Local and state advocacy groups want a judge to strike down a Tennessee law passed this year that restricts how the court system determines a defendant's possible bail.
Just City, a criminal justice reform nonprofit, and the American Civil Liberties Union of Tennessee recently filed a federal lawsuit that argues the new regulation violates constitutional protections of due process.
The law went into effect in May and does not allow a judicial commissioner or judge to take into account an ability to pay when calculating bail for someone pre-trial.
Consideration of ability to pay was one part of a sweeping bail reform package that Shelby County officials adopted in 2022 under the threat of a similar lawsuit.
Josh Spickler, the head of Just City, says overturning the reform measure can lead to arbitrary bail amounts and result in discriminatory wealth-based detention.
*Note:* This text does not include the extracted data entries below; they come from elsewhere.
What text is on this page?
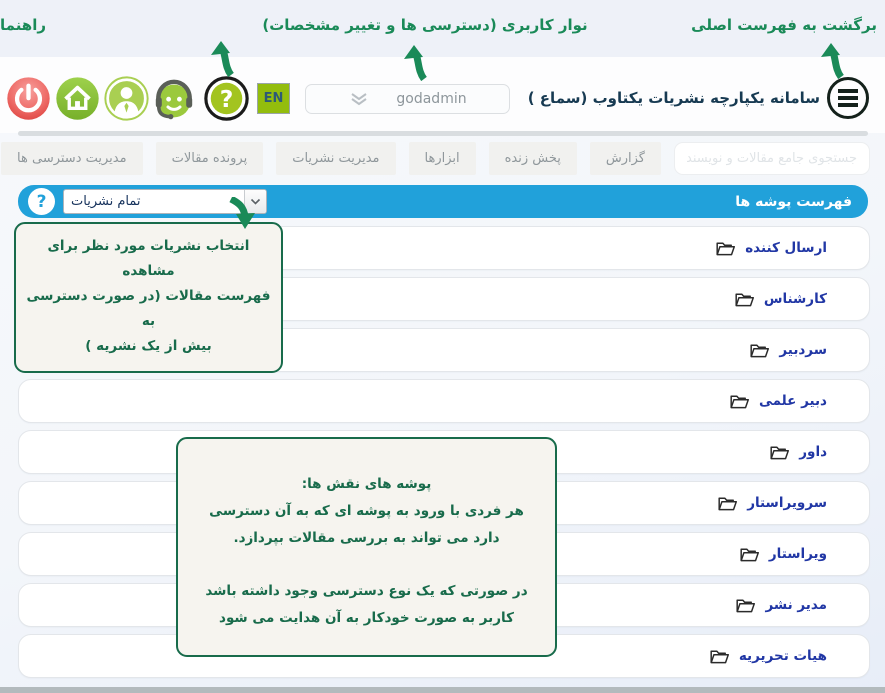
راهنما	نوار کاربری (دسترسی ها و تغییر مشخصات)	برگشت به فهرست اصلی
?	EN	godadmin	سامانه یکپارچه نشریات یکتاوب (سماع )
جستجوی جامع مقالات و نویسندگان و کاربران
گزارش
پخش زنده
ابزارها
مدیریت نشریات
پرونده مقالات
مدیریت دسترسی ها
فهرست پوشه ها
تمام نشریات
?
ارسال کننده
کارشناس
سردبیر
دبیر علمی
داور
سرویراستار
ویراستار
مدیر نشر
هیات تحریریه
انتخاب نشریات مورد نظر برای مشاهده
فهرست مقالات (در صورت دسترسی به
بیش از یک نشریه )
پوشه های نقش ها:
هر فردی با ورود به پوشه ای که به آن دسترسی
دارد می تواند به بررسی مقالات بپردازد.
در صورتی که یک نوع دسترسی وجود داشته باشد
کاربر به صورت خودکار به آن هدایت می شود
“This law that prohibits judges from considering ability to pay is the only one of its kind in the country,” Spickler says. “Every other state – if they don’t require the judge to consider ability to pay, they certainly don’t prohibit it.”
Several high-profile, violent crimes committed by people out on bail or bond over the past year generated support for the law in the Republican dominated state legislature.
Republican State Senator Brent Taylor, who sponsored the legislation, argued on the Senate floor that bail amounts should be set “appropriately high enough” to increase the likelihood that individuals return to court.
“What we have going on in our home county is you have judges that are setting bail based on how much money a defendant has in their pocket,” he said. “That defeats the purpose of a cash bail when they’ve already determined that this defendant is not appropriate to release them on their own recognizance.”
Spickler pushes back and says the Shelby County judicial commissioners have not been making determinations based on the cash a defendant has on hand.
“We can use unaffordable bail all day, everyday so long as it’s the least restrictive way to get someone back to court and protect the community,” Spickler says. “That’s what the judges and the judicial commissioners are doing, and they do it best when they have more information, not less.”
Local Judge Bill Anderson, who previously supervised judicial commissioners in charge of bail hearings, told media outlets last week that he also believes the new state law is unconstitutional.
Attorney General Jonathan Skrmetti’s office did not reply to a request for comment.